Virtual Library
Start Your Search
Yuki Shinno
Author of
-
+
P2.03 - Chemotherapy/Targeted Therapy (ID 704)
- Event: WCLC 2017
- Type: Poster Session with Presenters Present
- Track: Chemotherapy/Targeted Therapy
- Presentations: 1
- Moderators:
- Coordinates: 10/17/2017, 09:30 - 16:00, Exhibit Hall (Hall B + C)
-
+
P2.03-048 - Mixed Response of Non-Small Cell Lung Cancer Harboring the EGFR T790M Mutation to Osimertinib (ID 9807)

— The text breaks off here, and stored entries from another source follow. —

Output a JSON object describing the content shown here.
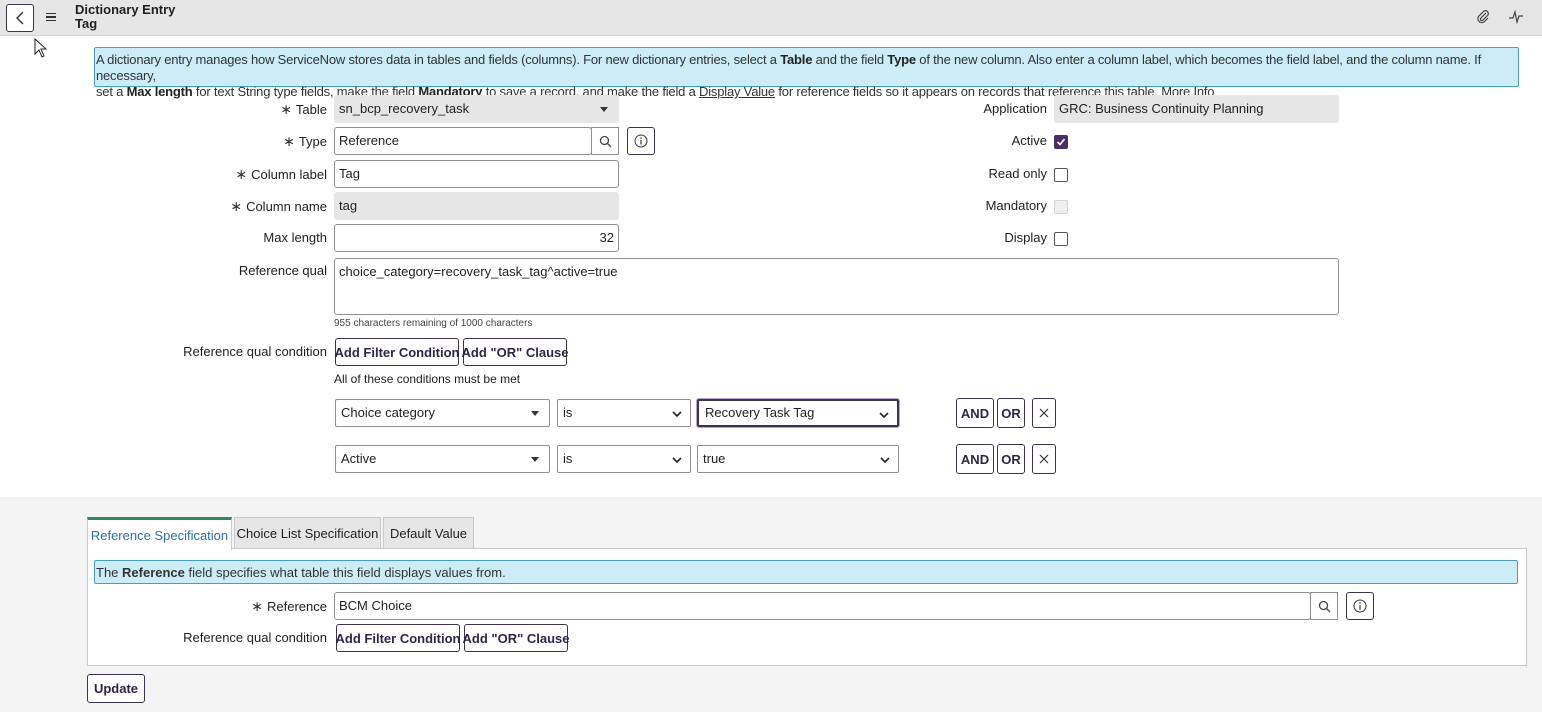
{
  "header": {
    "title": "Dictionary Entry",
    "subtitle": "Tag"
  },
  "info_banner": {
    "p1": "A dictionary entry manages how ServiceNow stores data in tables and fields (columns). For new dictionary entries, select a ",
    "b1": "Table",
    "p2": " and the field ",
    "b2": "Type",
    "p3": " of the new column. Also enter a column label, which becomes the field label, and the column name. If necessary,",
    "p4": "set a ",
    "b3": "Max length",
    "p5": " for text String type fields, make the field ",
    "b4": "Mandatory",
    "p6": " to save a record, and make the field a ",
    "link1": "Display Value",
    "p7": " for reference fields so it appears on records that reference this table. ",
    "link2": "More Info"
  },
  "form": {
    "required_mark": "∗",
    "table_label": "Table",
    "table_value": "sn_bcp_recovery_task",
    "type_label": "Type",
    "type_value": "Reference",
    "column_label_label": "Column label",
    "column_label_value": "Tag",
    "column_name_label": "Column name",
    "column_name_value": "tag",
    "max_length_label": "Max length",
    "max_length_value": "32",
    "reference_qual_label": "Reference qual",
    "reference_qual_value": "choice_category=recovery_task_tag^active=true",
    "chars_remaining": "955 characters remaining of 1000 characters",
    "ref_qual_condition_label": "Reference qual condition",
    "add_filter_label": "Add Filter Condition",
    "add_or_label": "Add \"OR\" Clause",
    "conditions_met": "All of these conditions must be met",
    "application_label": "Application",
    "application_value": "GRC: Business Continuity Planning",
    "active_label": "Active",
    "read_only_label": "Read only",
    "mandatory_label": "Mandatory",
    "display_label": "Display"
  },
  "conditions": [
    {
      "field": "Choice category",
      "operator": "is",
      "value": "Recovery Task Tag",
      "and": "AND",
      "or": "OR"
    },
    {
      "field": "Active",
      "operator": "is",
      "value": "true",
      "and": "AND",
      "or": "OR"
    }
  ],
  "tabs": [
    {
      "label": "Reference Specification"
    },
    {
      "label": "Choice List Specification"
    },
    {
      "label": "Default Value"
    }
  ],
  "ref_spec": {
    "info_p1": "The ",
    "info_b": "Reference",
    "info_p2": " field specifies what table this field displays values from.",
    "reference_label": "Reference",
    "reference_value": "BCM Choice",
    "ref_qual_condition_label": "Reference qual condition",
    "add_filter_label": "Add Filter Condition",
    "add_or_label": "Add \"OR\" Clause"
  },
  "update_label": "Update"
}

09:30 - 09:30 | Presenting Author(s): Yuki Shinno
- Abstract
Background:
Although patients with non-small cell lung cancer (NSCLC) harboring epidermal growth factor receptor (EGFR) mutations respond well to EGFR tyrosine kinase inhibitors (TKIs), most progress after approximately 1 year. At the time of progression, the EGFR T790M mutation is detected in more than half of these tumors. NSCLC harboring the T790M mutation shows a high response rate to osimertinib. However, the heterogeneous nature of NSCLC may limit the efficacy of osimertinib to those lesions with the T790M mutation, and a subset of patients may show a mixed response (MR), whereby some lesions shrink while others progress at the first evaluation. Previous study showed that about 20% of NSCLC patients exhibit MR to systemic therapies including EGFR-TKI. However, little is known about characteristics of MR to osimertinib.
Method:
To determine the frequency of a MR, we retrospectively reviewed patients treated with osimertinib for NSCLC harboring the EGFR T790M mutation at the National Cancer Center Hospital.
Result:
Between April and December 2016, 45 patients (median age 65 [36‒82] years, 19 [42%] males) who had NSCLC with the T790M mutation received osimertinib. The median numbers of previous chemotherapies and EGFR-TKI therapies received by the patients were 1 and 2, respectively. All measurable tumor lesions showed a response to therapy in 35 (77%) patients and progression in three (7%) patients. A MR was seen in seven (16%) patients. Of these seven patients, the re-biopsy specimens in which T790M was detected were derived from the primary lesion in six and a metastatic lymph node in one patient. Two types of MRs were seen among these seven patients: (1) the tumor including the re-biopsy site responded, while the other lesions progressed (five patients), and (2) the tumor including the re-biopsy site progressed (two patients). The most frequent progressive sites were liver and lung metastasis (four patients, respectively). Three patients continued to receive osimertinib after the MR, one of whom underwent drug-eluting bead transarterial chemoembolization (DEB-TACE) for progressive liver metastasis and achieved disease control on osimertinib for an additional 4 months after the MR.
Conclusion:
A MR to osimertinib was seen in 16% of patients with NSCLC harboring the EGFR T790M mutation. This suggests that resistance mechanism of 1st line EGFR-TKI may differ by the site in same patient. Since benefit of osimertinib is mainly seen in T790M mutation, addition of local therapy may be beneficial for patients who develop a MR to osimertinib.